Die Großkanzlei Dentons hat mit Nextlaw Labs ein virtuelles Labor entwickelt, in dem Juristen und IT-Spezialisten Legal Tech-Lösungen erarbeiten. Andreas Ziegenhagen, Leiter der deutschen Büros Dentons Europe LLP erzählt, wie dort die Prozesse funktionieren, an welchen Systemen man arbeitet und warum in der Folge die emotionale Intelligenz der Anwälte von immer größerer Bedeutung ist. Die Fragen stellte André Boße.
Zur Person
Andreas Ziegenhagen ist bei Dentons Managing Partner Deutschland und European Head der Praxisgruppe Restrukturierung. Er ist spezialisiert auf die rechtliche und steuerliche Beratung bei Unternehmenstransaktionen, Restrukturierung und Insolvenzrecht, Unternehmenssteuerrecht und Gesellschafts-, Bank- und Bilanzrecht. Zudem gehört er zu den wenigen deutschen Rechtsanwälten, die gleichzeitig Wirtschaftsprüfer und Steuerberater sind. Seit Januar 2006 ist er Partner bei Dentons in Berlin und zudem Geschäftsführer der Dentons GmbH Wirtschaftsprüfungsgesellschaft Steuerberatungsgesellschaft. Er begann seine Karriere bei Haarmann Hemmelrath, wurde 2001 zum Partner ernannt und 2004 Leiter der Praxisgruppe Insolvenz und Sanierung. Zudem ist er Mitglied im Global Board und European Board von Dentons.

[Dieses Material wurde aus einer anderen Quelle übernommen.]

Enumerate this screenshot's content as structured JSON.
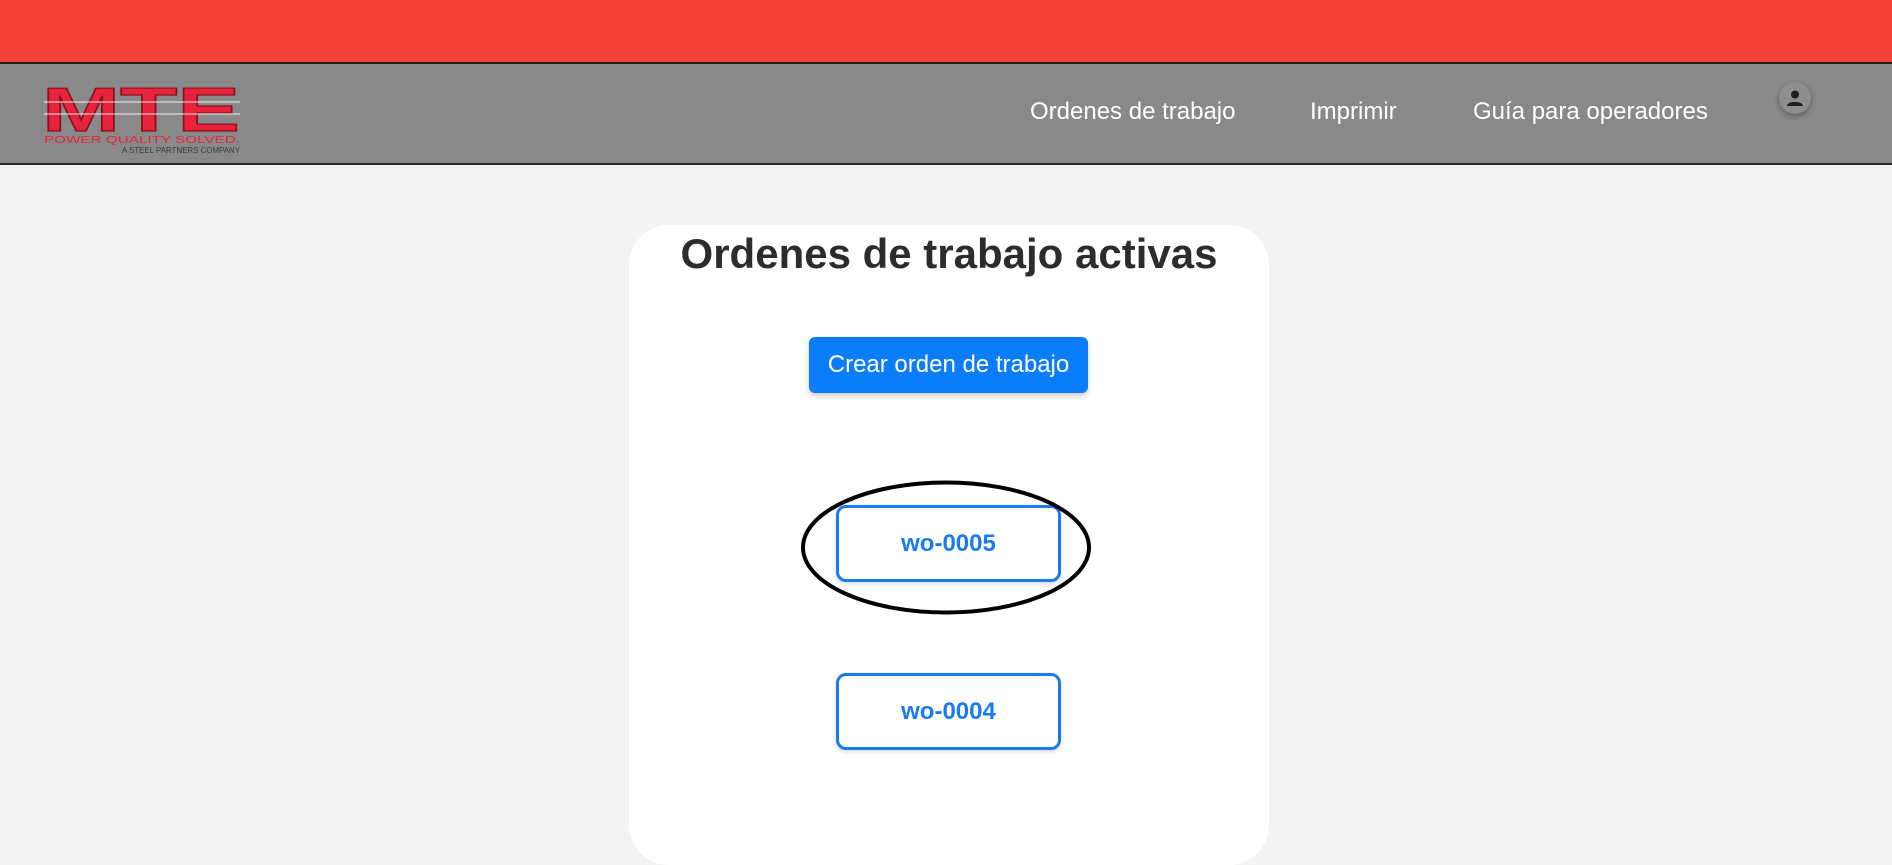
{
  "colors": {
    "top_bar": "#f44336",
    "navbar": "#898989",
    "page_background": "#f3f3f3",
    "primary_button": "#0b7dfa",
    "work_order_accent": "#1a7bf0",
    "logo_red": "#e8233c"
  },
  "logo": {
    "text": "MTE",
    "tagline": "POWER QUALITY SOLVED.",
    "subtagline": "A STEEL PARTNERS COMPANY"
  },
  "nav": {
    "items": [
      {
        "label": "Ordenes de trabajo"
      },
      {
        "label": "Imprimir"
      },
      {
        "label": "Guía para operadores"
      }
    ],
    "user_icon": "user-icon"
  },
  "main": {
    "title": "Ordenes de trabajo activas",
    "create_button": "Crear orden de trabajo",
    "work_orders": [
      {
        "id": "wo-0005",
        "highlighted": true
      },
      {
        "id": "wo-0004",
        "highlighted": false
      }
    ]
  }
}
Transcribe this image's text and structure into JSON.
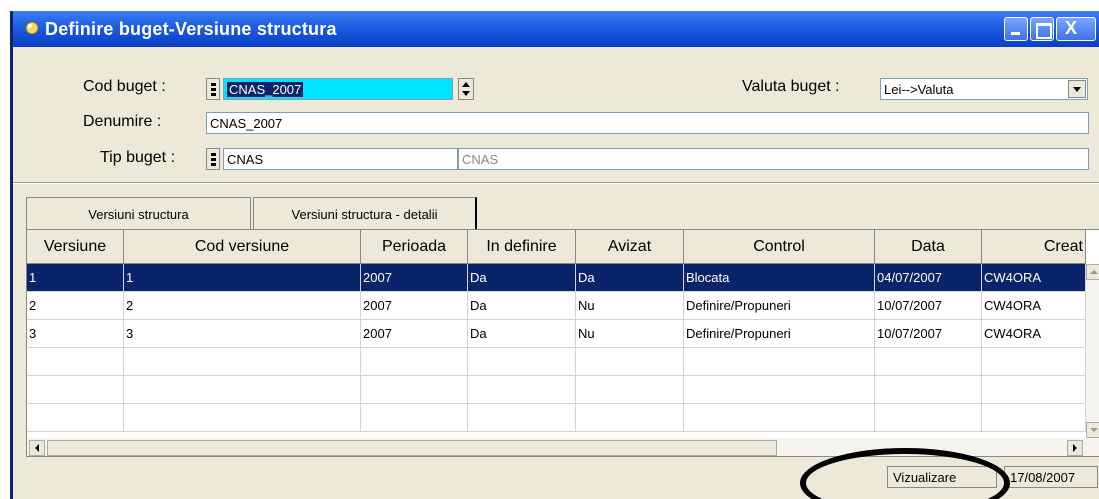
{
  "window": {
    "title": "Definire buget-Versiune structura",
    "close_glyph": "X"
  },
  "form": {
    "cod_buget": {
      "label": "Cod buget :",
      "value": "CNAS_2007"
    },
    "valuta_buget": {
      "label": "Valuta buget :",
      "value": "Lei-->Valuta"
    },
    "denumire": {
      "label": "Denumire :",
      "value": "CNAS_2007"
    },
    "tip_buget": {
      "label": "Tip buget :",
      "code": "CNAS",
      "description": "CNAS"
    }
  },
  "tabs": [
    {
      "label": "Versiuni structura",
      "active": true
    },
    {
      "label": "Versiuni structura - detalii",
      "active": false
    }
  ],
  "grid": {
    "columns": [
      "Versiune",
      "Cod versiune",
      "Perioada",
      "In definire",
      "Avizat",
      "Control",
      "Data",
      "Creat"
    ],
    "rows": [
      [
        "1",
        "1",
        "2007",
        "Da",
        "Da",
        "Blocata",
        "04/07/2007",
        "CW4ORA"
      ],
      [
        "2",
        "2",
        "2007",
        "Da",
        "Nu",
        "Definire/Propuneri",
        "10/07/2007",
        "CW4ORA"
      ],
      [
        "3",
        "3",
        "2007",
        "Da",
        "Nu",
        "Definire/Propuneri",
        "10/07/2007",
        "CW4ORA"
      ],
      [
        "",
        "",
        "",
        "",
        "",
        "",
        "",
        ""
      ],
      [
        "",
        "",
        "",
        "",
        "",
        "",
        "",
        ""
      ],
      [
        "",
        "",
        "",
        "",
        "",
        "",
        "",
        ""
      ]
    ],
    "selected_row": 0
  },
  "status": {
    "mode": "Vizualizare",
    "date": "17/08/2007"
  }
}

Herr Ziegenhagen, können Sie kurz einen Überblick über die Dinge geben, die in den Nextlaw Labs entwickelt werden?
Nextlaw Labs versteht sich als eine Plattform, die innovative technische Lösungen für Probleme entwickelt, die Anwälten in ihrer täglichen Praxis immer wieder begegnen. Am Anfang geht es darum, diese Herausforderungen im Austausch mit Anwälten und Mandanten zu identifizieren. Anschließend versuchen wir, den Weg zu einer technischen Innovation vom Anfang bis zum Ende in umsetzbare Abschnitte zu gliedern.
Geht es darum, Lösungen zu vereinheitlichen?
Nein, denn für verschiedene und komplexe Probleme gibt es keine einheitlichen Lösungen, weshalb für uns bei der Lösungsfindung immer die enge Zusammenarbeit mit Mandanten und Anwälten entscheidend ist. Wir gehen dabei so vor, wie es beispielsweise auch ein Designer hinsichtlich Funktionalität und Benutzerfreundlichkeit tun würde. Wir sind immer mit einem konkreten Anwendungsfall beschäftigt, der von unseren Mandanten und Anwälten nachgefragt wird.
Warum haben Sie diese technischen Entwicklungen zunächst in die Nextlaw Labs ausgegliedert?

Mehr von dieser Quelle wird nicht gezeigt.